Red Beans has a lot of members who care about the community and are very grass roots, so when Caroline Thomas had the idea to crowdfund Mardi Gras worker jobs back, she turned to us,” said DeWulf. HireAMardiGrasArtist.com collects donations of all sizes. “And every time we raise $15,000, we raffle off a house float to someone who donated. We also take commissions from people and businesses who want to hire artists to create $15,000 projects. We’ve raised a quarter of a million dollars in just a month, and are currently employing 45 full-time artists at a minimum of $30-per-hour. We’ve completed 22 float houses since December 5th when we announced the idea.”

MOJO Coffee co-owner Angee Estevez self-financed the first of these large scale projects, and had her façade converted into an homage to New Orleans musician Dr. John’s “Night Tripper.” Years before the pandemic, Estevez began an extended PR campaign to gain notoriety for the Mardi Gras float artists. “No one knows their names!” says Estevez, every chance she gets. Last year, Estevez began changing her Magazine St. boutique, Miette, into a gallery where Mardi Gras artists could sell their wares and get their names out. “I started seeing a lot of great Mardi Gras artists leaving to take movie jobs, and quitting carnival all together because the money wasn’t good enough,” Estevez told me. “There are a lot of talented people who have a passion for Mardi Gras and I hated to see them leaving, and I was sure the pandemic would make that worse. I always wanted to help grow the Mardi Gras artists a supplemental income, and this house float thing has been that dream come true. It’s been the Mardi Gras artist PR campaign I could never afford for them.”

DeWulf agrees that the house floats come with an education in Mardi Gras culture. “Everyone doing their house floats DIY is learning how hard it is to do,” he said. “They will come to appreciate the professionals, and learn about the real costs associated with float-building. And I think now, the demand will always be there to hire people to build house floats.”

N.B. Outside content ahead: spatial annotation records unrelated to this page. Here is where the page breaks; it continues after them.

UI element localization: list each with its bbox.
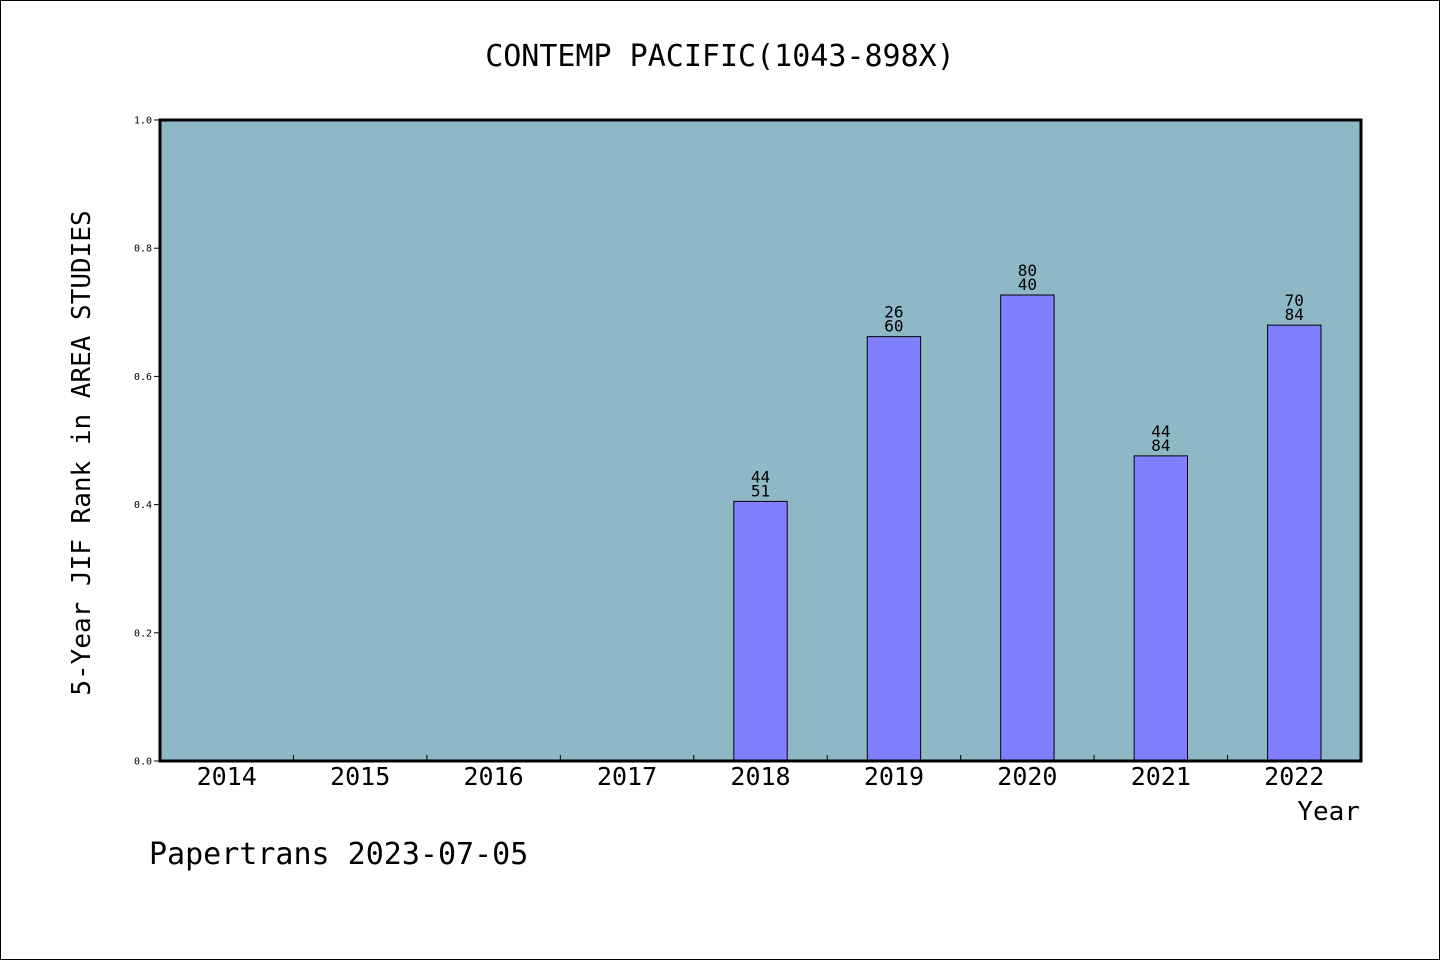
bar-label-top: 80 (1018, 261, 1037, 280)
bar-label-bottom: 84 (1285, 305, 1304, 324)
x-tick-label: 2015 (330, 762, 390, 791)
x-tick-label: 2017 (597, 762, 657, 791)
bar-label-bottom: 51 (751, 481, 770, 500)
footer-text: Papertrans 2023-07-05 (149, 837, 528, 872)
x-tick-label: 2016 (464, 762, 524, 791)
x-axis: 2014 2015 2016 2017 2018 2019 2020 2021 2022 (197, 755, 1324, 791)
bar-label-bottom: 60 (884, 317, 903, 336)
y-tick-label: 0.8 (134, 244, 152, 255)
y-tick-label: 0.0 (134, 757, 152, 768)
y-axis: 0.0 0.2 0.4 0.6 0.8 1.0 (134, 116, 160, 768)
x-tick-label: 2021 (1131, 762, 1191, 791)
bar-label-top: 44 (1151, 422, 1170, 441)
y-tick-label: 1.0 (134, 116, 152, 127)
bar-label-top: 44 (751, 467, 770, 486)
y-tick-label: 0.2 (134, 628, 152, 639)
y-axis-label: 5-Year JIF Rank in AREA STUDIES (67, 210, 97, 695)
x-tick-label: 2014 (197, 762, 257, 791)
bar-label-top: 70 (1285, 291, 1304, 310)
bars (733, 294, 1322, 762)
plot-border (158, 118, 1363, 763)
bar (1267, 324, 1322, 762)
bar (733, 500, 788, 762)
x-tick-label: 2022 (1264, 762, 1324, 791)
x-axis-label: Year (1297, 797, 1360, 827)
bar-label-bottom: 84 (1151, 436, 1170, 455)
x-tick-label: 2020 (997, 762, 1057, 791)
bar (866, 336, 922, 762)
bar-label-top: 26 (884, 303, 903, 322)
bar-label-bottom: 40 (1018, 275, 1037, 294)
y-tick-label: 0.4 (134, 500, 152, 511)
bar (1000, 294, 1055, 762)
chart-title: CONTEMP PACIFIC(1043-898X) (485, 39, 955, 74)
bar (1133, 455, 1189, 762)
x-tick-label: 2018 (730, 762, 790, 791)
y-tick-label: 0.6 (134, 372, 152, 383)
x-tick-label: 2019 (864, 762, 924, 791)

The Joan of Arc parade, which traditionally welcomes the arrival of Carnival season each January 6th, this year set up tableaus at a NORD park in Algiers, and charged admission to drive through the exhibit.

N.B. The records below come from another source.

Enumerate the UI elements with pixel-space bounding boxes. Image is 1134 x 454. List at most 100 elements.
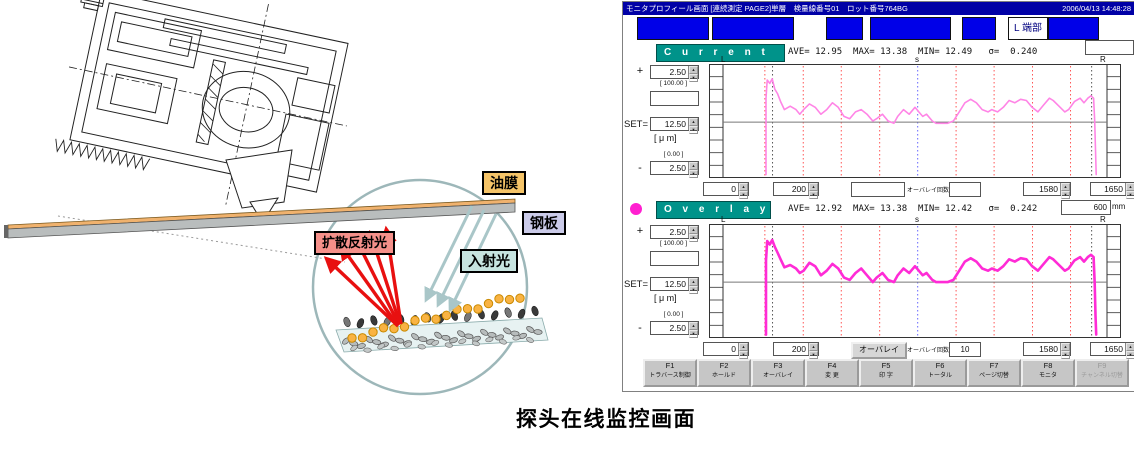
magnifier-circle [311, 178, 529, 396]
axis-label-right: R [1100, 55, 1106, 64]
spinner-value: 2.50 [669, 163, 686, 173]
upper-tolerance-spinner[interactable]: 2.50 ▲ ▼ [650, 225, 699, 242]
axis-label-left: L [721, 215, 726, 224]
probe-schematic [4, 0, 549, 396]
spin-up-down-icon[interactable]: ▲ ▼ [1060, 183, 1070, 199]
overlay-count-box[interactable]: 10 [949, 342, 981, 357]
spin-up-down-icon[interactable]: ▲ ▼ [688, 322, 698, 338]
spin-up-down-icon[interactable]: ▲ ▼ [688, 162, 698, 178]
overlay-stats: AVE= 12.92 MAX= 13.38 MIN= 12.42 σ= 0.24… [788, 204, 1038, 214]
blank-box[interactable] [851, 182, 905, 197]
window-title: モニタプロフィール画面 [連続測定 PAGE2]単層 検量線番号01 ロット番号… [626, 4, 908, 13]
lower-tolerance-spinner[interactable]: 2.50 ▲ ▼ [650, 321, 699, 338]
range-1580-spinner[interactable]: 1580 ▲ ▼ [1023, 342, 1071, 359]
range-step-spinner[interactable]: 200 ▲ ▼ [773, 342, 819, 359]
spin-up-down-icon[interactable]: ▲ ▼ [688, 278, 698, 294]
unit-bracket: [ μ m] [654, 293, 677, 303]
spin-up-down-icon[interactable]: ▲ ▼ [808, 183, 818, 199]
spin-up-down-icon[interactable]: ▲ ▼ [738, 343, 748, 359]
overlay-button[interactable]: オーバレイ [851, 342, 907, 359]
zone-indicator-box [826, 17, 863, 40]
spin-up-down-icon[interactable]: ▲ ▼ [688, 226, 698, 242]
oil-film-label: 油膜 [482, 171, 526, 195]
range-1580-spinner[interactable]: 1580 ▲ ▼ [1023, 182, 1071, 199]
overlay-count-box[interactable] [949, 182, 981, 197]
plus-sign: + [636, 65, 644, 77]
spin-up-down-icon[interactable]: ▲ ▼ [1060, 343, 1070, 359]
current-section-header: C u r r e n t [656, 44, 785, 62]
axis-label-center: s [915, 215, 919, 224]
axis-label-center: s [915, 55, 919, 64]
set-value-spinner[interactable]: 12.50 ▲ ▼ [650, 117, 699, 134]
spinner-value: 1580 [1039, 184, 1058, 194]
unit-bracket: [ μ m] [654, 133, 677, 143]
probe-cad-drawing [55, 0, 349, 206]
fkey-F9: F9 チャンネル切替 [1075, 359, 1129, 387]
overlay-count-label: オーバレイ回数 [907, 348, 949, 354]
length-input[interactable]: 600 [1061, 200, 1111, 215]
range-1650-spinner[interactable]: 1650 ▲ ▼ [1090, 182, 1134, 199]
value-box[interactable] [1085, 40, 1134, 55]
incident-light-label: 入射光 [460, 249, 518, 273]
fkey-F3[interactable]: F3 オーバレイ [751, 359, 805, 387]
set-value-spinner[interactable]: 12.50 ▲ ▼ [650, 277, 699, 294]
steel-strip-with-film [4, 198, 516, 239]
spinner-value: 200 [791, 344, 806, 354]
overlay-count-label: オーバレイ回数 [907, 188, 949, 194]
fkey-F2[interactable]: F2 ホールド [697, 359, 751, 387]
edge-position-label: L 端部 [1008, 17, 1048, 40]
set-label: SET= [624, 119, 649, 130]
zone-indicator-box [637, 17, 709, 40]
range-start-spinner[interactable]: 0 ▲ ▼ [703, 182, 749, 199]
lower-tolerance-spinner[interactable]: 2.50 ▲ ▼ [650, 161, 699, 178]
spinner-value: 0 [731, 184, 736, 194]
zone-indicator-box [712, 17, 794, 40]
spinner-value: 200 [791, 184, 806, 194]
spinner-value: 1580 [1039, 344, 1058, 354]
guide-dotted-line [57, 215, 346, 263]
fkey-F5[interactable]: F5 印 字 [859, 359, 913, 387]
fkey-F7[interactable]: F7 ページ切替 [967, 359, 1021, 387]
spinner-value: 2.50 [669, 323, 686, 333]
axis-label-left: L [721, 55, 726, 64]
microscopic-surface [335, 293, 549, 353]
zone-indicator-box [962, 17, 996, 40]
upper-tolerance-spinner[interactable]: 2.50 ▲ ▼ [650, 65, 699, 82]
spin-up-down-icon[interactable]: ▲ ▼ [1125, 183, 1134, 199]
spin-up-down-icon[interactable]: ▲ ▼ [1125, 343, 1134, 359]
spin-up-down-icon[interactable]: ▲ ▼ [688, 66, 698, 82]
upper-limit-bracket: [ 100.00 ] [659, 240, 688, 247]
overlay-indicator-dot [630, 203, 642, 215]
fkey-F8[interactable]: F8 モニタ [1021, 359, 1075, 387]
spin-up-down-icon[interactable]: ▲ ▼ [738, 183, 748, 199]
range-1650-spinner[interactable]: 1650 ▲ ▼ [1090, 342, 1134, 359]
probe-nozzle [225, 149, 293, 216]
window-titlebar: モニタプロフィール画面 [連続測定 PAGE2]単層 検量線番号01 ロット番号… [623, 2, 1134, 15]
bolts [80, 0, 105, 12]
steel-plate-label: 钢板 [522, 211, 566, 235]
spinner-value: 12.50 [664, 119, 686, 129]
range-step-spinner[interactable]: 200 ▲ ▼ [773, 182, 819, 199]
fkey-F1[interactable]: F1 トラバース制御 [643, 359, 697, 387]
spin-up-down-icon[interactable]: ▲ ▼ [688, 118, 698, 134]
plus-sign: + [636, 225, 644, 237]
range-start-spinner[interactable]: 0 ▲ ▼ [703, 342, 749, 359]
fkey-F6[interactable]: F6 トータル [913, 359, 967, 387]
spinner-value: 1650 [1104, 184, 1123, 194]
blank-value-box[interactable] [650, 251, 699, 266]
spinner-value: 2.50 [669, 67, 686, 77]
current-stats: AVE= 12.95 MAX= 13.38 MIN= 12.49 σ= 0.24… [788, 47, 1038, 57]
fkey-F4[interactable]: F4 変 更 [805, 359, 859, 387]
lower-limit-bracket: [ 0.00 ] [663, 311, 684, 318]
axis-label-right: R [1100, 215, 1106, 224]
upper-limit-bracket: [ 100.00 ] [659, 80, 688, 87]
length-unit: mm [1112, 202, 1126, 211]
spin-up-down-icon[interactable]: ▲ ▼ [808, 343, 818, 359]
minus-sign: - [638, 162, 642, 174]
profile-chart-overlay [709, 224, 1121, 338]
spinner-value: 12.50 [664, 279, 686, 289]
set-label: SET= [624, 279, 649, 290]
blank-value-box[interactable] [650, 91, 699, 106]
window-datetime: 2006/04/13 14:48:28 [1062, 4, 1131, 13]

Mardi Gras historian, media commentator, and all around New Orleans Carnival guru, Arthur Hardy, almost didn’t publish this year’s 45th edition of his famous Arthur Hardy’s Mardi Gras Guide. “We made the difficult decision to publish even though we had not very much advertising revenue this year. I thought it was important to publish anyway,” Hardy told me when I called. “My fear was: Out of sight, out of mind. If I take a year off, I may never come back.”

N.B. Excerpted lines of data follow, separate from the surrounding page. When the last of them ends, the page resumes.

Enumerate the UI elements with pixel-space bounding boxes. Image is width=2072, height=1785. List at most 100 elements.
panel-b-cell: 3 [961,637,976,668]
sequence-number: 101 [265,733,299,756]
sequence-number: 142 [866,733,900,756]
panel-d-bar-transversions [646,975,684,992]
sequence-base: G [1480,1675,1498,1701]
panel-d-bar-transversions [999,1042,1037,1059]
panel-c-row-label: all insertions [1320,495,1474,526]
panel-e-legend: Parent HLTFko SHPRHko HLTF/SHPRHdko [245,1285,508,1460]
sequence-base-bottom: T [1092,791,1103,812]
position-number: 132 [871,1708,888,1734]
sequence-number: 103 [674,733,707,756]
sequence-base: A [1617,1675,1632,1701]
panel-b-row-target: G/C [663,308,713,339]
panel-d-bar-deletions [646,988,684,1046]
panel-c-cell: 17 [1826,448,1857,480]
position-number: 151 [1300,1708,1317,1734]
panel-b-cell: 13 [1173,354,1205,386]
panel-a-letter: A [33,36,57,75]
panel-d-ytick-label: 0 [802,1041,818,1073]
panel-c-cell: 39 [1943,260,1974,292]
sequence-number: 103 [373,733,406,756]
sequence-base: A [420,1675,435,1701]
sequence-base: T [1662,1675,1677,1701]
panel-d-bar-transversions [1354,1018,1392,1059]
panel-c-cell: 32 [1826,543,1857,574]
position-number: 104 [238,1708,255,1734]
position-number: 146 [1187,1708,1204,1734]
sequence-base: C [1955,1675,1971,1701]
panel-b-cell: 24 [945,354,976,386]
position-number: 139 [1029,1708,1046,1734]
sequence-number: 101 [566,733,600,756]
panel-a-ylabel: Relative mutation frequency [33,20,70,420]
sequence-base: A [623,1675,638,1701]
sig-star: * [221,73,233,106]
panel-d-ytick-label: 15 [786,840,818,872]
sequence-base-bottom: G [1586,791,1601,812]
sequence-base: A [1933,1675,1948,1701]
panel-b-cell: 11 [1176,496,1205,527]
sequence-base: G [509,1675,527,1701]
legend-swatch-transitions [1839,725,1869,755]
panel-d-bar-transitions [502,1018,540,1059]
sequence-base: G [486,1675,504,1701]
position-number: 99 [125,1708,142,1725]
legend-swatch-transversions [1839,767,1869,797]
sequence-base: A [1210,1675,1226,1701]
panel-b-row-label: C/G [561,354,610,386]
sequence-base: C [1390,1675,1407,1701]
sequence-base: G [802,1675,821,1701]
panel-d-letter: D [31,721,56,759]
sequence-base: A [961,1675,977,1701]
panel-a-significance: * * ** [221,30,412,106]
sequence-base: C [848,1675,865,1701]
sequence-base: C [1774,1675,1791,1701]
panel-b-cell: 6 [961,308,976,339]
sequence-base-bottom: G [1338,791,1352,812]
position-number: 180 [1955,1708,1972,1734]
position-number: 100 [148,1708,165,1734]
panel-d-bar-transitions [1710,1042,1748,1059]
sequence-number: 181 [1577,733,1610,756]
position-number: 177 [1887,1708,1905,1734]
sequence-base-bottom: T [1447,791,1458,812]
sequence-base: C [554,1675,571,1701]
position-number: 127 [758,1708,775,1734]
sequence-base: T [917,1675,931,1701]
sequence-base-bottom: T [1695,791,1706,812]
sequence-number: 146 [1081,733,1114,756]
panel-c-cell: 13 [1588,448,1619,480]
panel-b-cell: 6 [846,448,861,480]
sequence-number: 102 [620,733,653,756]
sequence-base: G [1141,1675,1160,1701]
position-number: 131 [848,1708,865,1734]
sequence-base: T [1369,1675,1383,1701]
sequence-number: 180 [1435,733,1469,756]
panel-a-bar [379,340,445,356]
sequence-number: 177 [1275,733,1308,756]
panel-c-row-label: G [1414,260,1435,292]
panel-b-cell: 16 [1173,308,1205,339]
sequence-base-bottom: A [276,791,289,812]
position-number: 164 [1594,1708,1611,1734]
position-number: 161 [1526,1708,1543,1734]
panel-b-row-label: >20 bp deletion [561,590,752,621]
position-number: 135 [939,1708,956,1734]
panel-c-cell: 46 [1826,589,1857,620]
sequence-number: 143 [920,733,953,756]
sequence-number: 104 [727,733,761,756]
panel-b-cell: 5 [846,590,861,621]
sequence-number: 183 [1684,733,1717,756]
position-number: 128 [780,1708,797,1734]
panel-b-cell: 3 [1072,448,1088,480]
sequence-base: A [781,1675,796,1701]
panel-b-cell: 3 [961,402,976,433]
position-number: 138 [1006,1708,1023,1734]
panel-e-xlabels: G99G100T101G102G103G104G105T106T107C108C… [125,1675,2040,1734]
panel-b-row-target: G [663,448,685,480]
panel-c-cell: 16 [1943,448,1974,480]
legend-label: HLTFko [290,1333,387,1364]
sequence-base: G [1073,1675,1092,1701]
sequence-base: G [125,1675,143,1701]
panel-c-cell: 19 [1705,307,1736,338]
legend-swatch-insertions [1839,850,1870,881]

Hardy maintains great faith in Carnival’s healing power. But it’s gonna take a while for the Mardi Gras economy to return, as it will for the whole city’s economy to bounce back,” Hardy predicted. “It will be a longtime recovery, and there is concern that a lot of krewes won’t get back on the street. A lot of people have lost their disposable income to covid, and Mardi Gras is a luxury, and if you don’t have money, you can’t put on a parade, and if you don’t have members, you don’t have money. It’s a ripple effect. The krewes that are big and expensive to ride in can maybe lose half their members and still remain viable. The size of the super-krewes will shrink. But I think we’re gonna lose a few of the more intimate parades, sadly.”

As Hardy projected to me the grandeur and pathos of next year’s Mardi Gras on March 1, 2022, it suddenly seemed strange to be talking about a better coronavirus situation, when things only seem to be getting worse. Hardy doesn’t want to think about the possibility of cancelling Mardi Gras next year too, admitting only, “I don’t know if I could survive two years.”

In the meantime, the Mardi Gras guru prescribes contribution: “Participate on some level, whether it’s buying a king cake, or a Mardi Gras Guide, or decorating your house. Just don’t let this get you down, and figure out some safe outlet to celebrate Mardi Gras. Treat this as a on-off, and we’ll be back next year. That has to be the attitude. Even if that might not be our reality.”